Fratelli Tutti also considers another question on which The Great Reset (although not some other works by the same authors) is silent: the question what property is.

Concerning private property, Fratelli Tutti is dotted with passages like this one: “Business abilities, which are a gift from God, should always be clearly directed to the development of others and to the elimination of poverty, especially to the creation of diversified work opportunities.  The right to private property is always accompanied by the primary and prior principle of the subordination of all private property to the  universal destination of the earth´s goods, and thus the right of all to their use.”  The Pope quotes the Bishops of South Africa: True reconciliation is achieved proactively, “by forming a new society, a society based on service to others, rather than the desire to dominate; a society based on sharing what one has with others, rather than the selfish scramble by each for as much wealth as possible; a society in which being together as human beings is ultimately more important than any lesser group, whether it be family, nation, race or culture.”

Francis`s line above “especially to the creation of diversified work opportunities” does not only mean, it cannot only mean, hiring more and more people to produce more and more goods for sale.  There will never be enough customers, buying at cost-covering prices, to provide dignified employment for all.  And if there were, it would be an ecological disaster.  Fortunately, there are innumerable other ways to create diversified work opportunities.  Public employment, and the small family owned and operated firms  that exist to support a household (not to make profits) are two obvious ingredients for a social recipe that will add up to ending poverty.   A third major ingredient is the large firm that does make profits.   Profits can and should be channelled to the public purse (and from there to employment) and to fund non-profits (and from there to employment).

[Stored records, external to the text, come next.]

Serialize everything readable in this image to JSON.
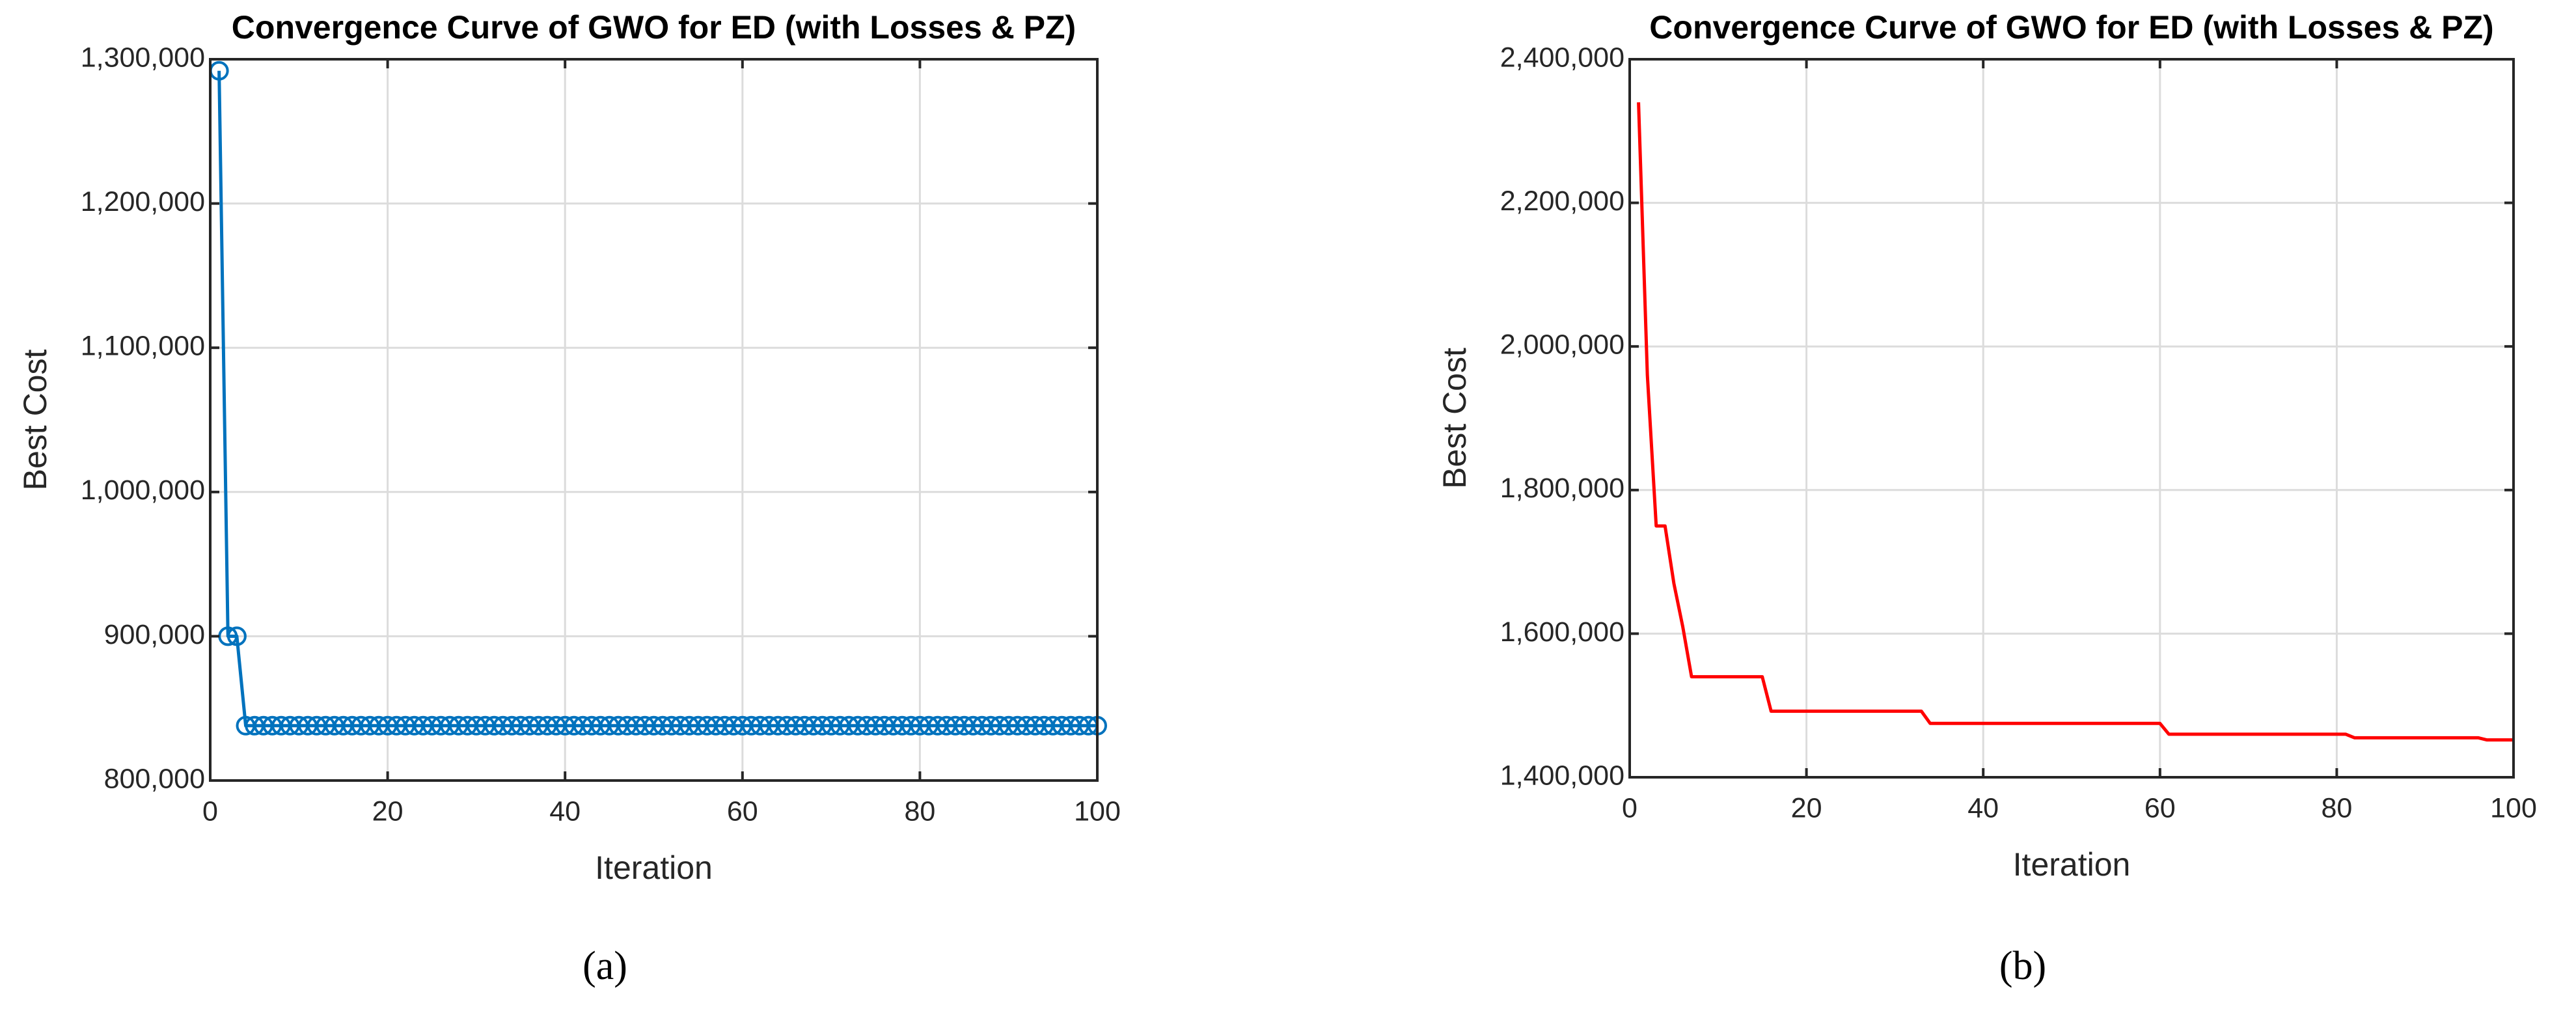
{
  "chart_data": [
    {
      "type": "line",
      "title": "Convergence Curve of GWO for ED (with Losses & PZ)",
      "xlabel": "Iteration",
      "ylabel": "Best Cost",
      "caption": "(a)",
      "color": "#0072bd",
      "marker": "circle",
      "grid": true,
      "xlim": [
        0,
        100
      ],
      "xticks": [
        0,
        20,
        40,
        60,
        80,
        100
      ],
      "ylim": [
        800000,
        1300000
      ],
      "yticks": [
        {
          "value": 800000,
          "label": "800,000"
        },
        {
          "value": 900000,
          "label": "900,000"
        },
        {
          "value": 1000000,
          "label": "1,000,000"
        },
        {
          "value": 1100000,
          "label": "1,100,000"
        },
        {
          "value": 1200000,
          "label": "1,200,000"
        },
        {
          "value": 1300000,
          "label": "1,300,000"
        }
      ],
      "x": [
        1,
        2,
        3,
        4,
        5,
        6,
        7,
        8,
        9,
        10,
        11,
        12,
        13,
        14,
        15,
        16,
        17,
        18,
        19,
        20,
        21,
        22,
        23,
        24,
        25,
        26,
        27,
        28,
        29,
        30,
        31,
        32,
        33,
        34,
        35,
        36,
        37,
        38,
        39,
        40,
        41,
        42,
        43,
        44,
        45,
        46,
        47,
        48,
        49,
        50,
        51,
        52,
        53,
        54,
        55,
        56,
        57,
        58,
        59,
        60,
        61,
        62,
        63,
        64,
        65,
        66,
        67,
        68,
        69,
        70,
        71,
        72,
        73,
        74,
        75,
        76,
        77,
        78,
        79,
        80,
        81,
        82,
        83,
        84,
        85,
        86,
        87,
        88,
        89,
        90,
        91,
        92,
        93,
        94,
        95,
        96,
        97,
        98,
        99,
        100
      ],
      "values": [
        1292000,
        900000,
        900000,
        838000,
        838000,
        838000,
        838000,
        838000,
        838000,
        838000,
        838000,
        838000,
        838000,
        838000,
        838000,
        838000,
        838000,
        838000,
        838000,
        838000,
        838000,
        838000,
        838000,
        838000,
        838000,
        838000,
        838000,
        838000,
        838000,
        838000,
        838000,
        838000,
        838000,
        838000,
        838000,
        838000,
        838000,
        838000,
        838000,
        838000,
        838000,
        838000,
        838000,
        838000,
        838000,
        838000,
        838000,
        838000,
        838000,
        838000,
        838000,
        838000,
        838000,
        838000,
        838000,
        838000,
        838000,
        838000,
        838000,
        838000,
        838000,
        838000,
        838000,
        838000,
        838000,
        838000,
        838000,
        838000,
        838000,
        838000,
        838000,
        838000,
        838000,
        838000,
        838000,
        838000,
        838000,
        838000,
        838000,
        838000,
        838000,
        838000,
        838000,
        838000,
        838000,
        838000,
        838000,
        838000,
        838000,
        838000,
        838000,
        838000,
        838000,
        838000,
        838000,
        838000,
        838000,
        838000,
        838000,
        838000
      ]
    },
    {
      "type": "line",
      "title": "Convergence Curve of GWO for ED (with Losses & PZ)",
      "xlabel": "Iteration",
      "ylabel": "Best Cost",
      "caption": "(b)",
      "color": "#ff0000",
      "grid": true,
      "xlim": [
        0,
        100
      ],
      "xticks": [
        0,
        20,
        40,
        60,
        80,
        100
      ],
      "ylim": [
        1400000,
        2400000
      ],
      "yticks": [
        {
          "value": 1400000,
          "label": "1,400,000"
        },
        {
          "value": 1600000,
          "label": "1,600,000"
        },
        {
          "value": 1800000,
          "label": "1,800,000"
        },
        {
          "value": 2000000,
          "label": "2,000,000"
        },
        {
          "value": 2200000,
          "label": "2,200,000"
        },
        {
          "value": 2400000,
          "label": "2,400,000"
        }
      ],
      "x": [
        1,
        2,
        3,
        4,
        5,
        6,
        7,
        8,
        9,
        10,
        11,
        12,
        13,
        14,
        15,
        16,
        17,
        18,
        19,
        20,
        21,
        22,
        23,
        24,
        25,
        26,
        27,
        28,
        29,
        30,
        31,
        32,
        33,
        34,
        35,
        36,
        37,
        38,
        39,
        40,
        41,
        42,
        43,
        44,
        45,
        46,
        47,
        48,
        49,
        50,
        51,
        52,
        53,
        54,
        55,
        56,
        57,
        58,
        59,
        60,
        61,
        62,
        63,
        64,
        65,
        66,
        67,
        68,
        69,
        70,
        71,
        72,
        73,
        74,
        75,
        76,
        77,
        78,
        79,
        80,
        81,
        82,
        83,
        84,
        85,
        86,
        87,
        88,
        89,
        90,
        91,
        92,
        93,
        94,
        95,
        96,
        97,
        98,
        99,
        100
      ],
      "values": [
        2340000,
        1960000,
        1750000,
        1750000,
        1670000,
        1610000,
        1540000,
        1540000,
        1540000,
        1540000,
        1540000,
        1540000,
        1540000,
        1540000,
        1540000,
        1492000,
        1492000,
        1492000,
        1492000,
        1492000,
        1492000,
        1492000,
        1492000,
        1492000,
        1492000,
        1492000,
        1492000,
        1492000,
        1492000,
        1492000,
        1492000,
        1492000,
        1492000,
        1475000,
        1475000,
        1475000,
        1475000,
        1475000,
        1475000,
        1475000,
        1475000,
        1475000,
        1475000,
        1475000,
        1475000,
        1475000,
        1475000,
        1475000,
        1475000,
        1475000,
        1475000,
        1475000,
        1475000,
        1475000,
        1475000,
        1475000,
        1475000,
        1475000,
        1475000,
        1475000,
        1460000,
        1460000,
        1460000,
        1460000,
        1460000,
        1460000,
        1460000,
        1460000,
        1460000,
        1460000,
        1460000,
        1460000,
        1460000,
        1460000,
        1460000,
        1460000,
        1460000,
        1460000,
        1460000,
        1460000,
        1460000,
        1455000,
        1455000,
        1455000,
        1455000,
        1455000,
        1455000,
        1455000,
        1455000,
        1455000,
        1455000,
        1455000,
        1455000,
        1455000,
        1455000,
        1455000,
        1452000,
        1452000,
        1452000,
        1452000
      ]
    }
  ]
}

There are innumerable other ways to create diversified work opportunities, prudently sharing gifts. (1 Corinthians 4:7) The key to ending poverty is to want to. In Gregory`s terms, it is to purify the will of greed and sloth.  Pope Francis affirms cultivating authentic relationships with other human beings, growing into cultures of encounter, as a methodology for creating   pro-social attitudes.  Call it, if you will, a methodology for creating mental health, in a world that is growing every day more insane.

There is, I suggest (while making no claim to originality) a fundamental reason why Schwab and Malleret struggle to reconcile economics with humanity.   It is that the bedrock foundation of economics, and consequently its ramifications into every corner of our minds and into every norm of our institutions, is inhumane.

Adam Smith put the matter in colloquial terms when he wrote that to obtain our daily bread, we appeal always to our baker´s self-interest, never to our needs or to his humanity.  Recently, André Orléan has spelled out the details in more technical terms, showing that economics rests on the prior existence of a social structure he calls séparation marchande (commercial separation).  Where pure markets reign, nobody owes anybody a free lunch. The only way to obtain from another what you need is to excite in someone else a desire to sell it to you.   In economics, a need is not effective demand.  Money plus willingness to spend the money is.

Hence I concur with E.F. Schumacher that the agenda for rebuilding economics requires putting it on humane ethical foundations.  Anyone who aspires to be among its artisans should begin with “inner work,” improving his or her own character.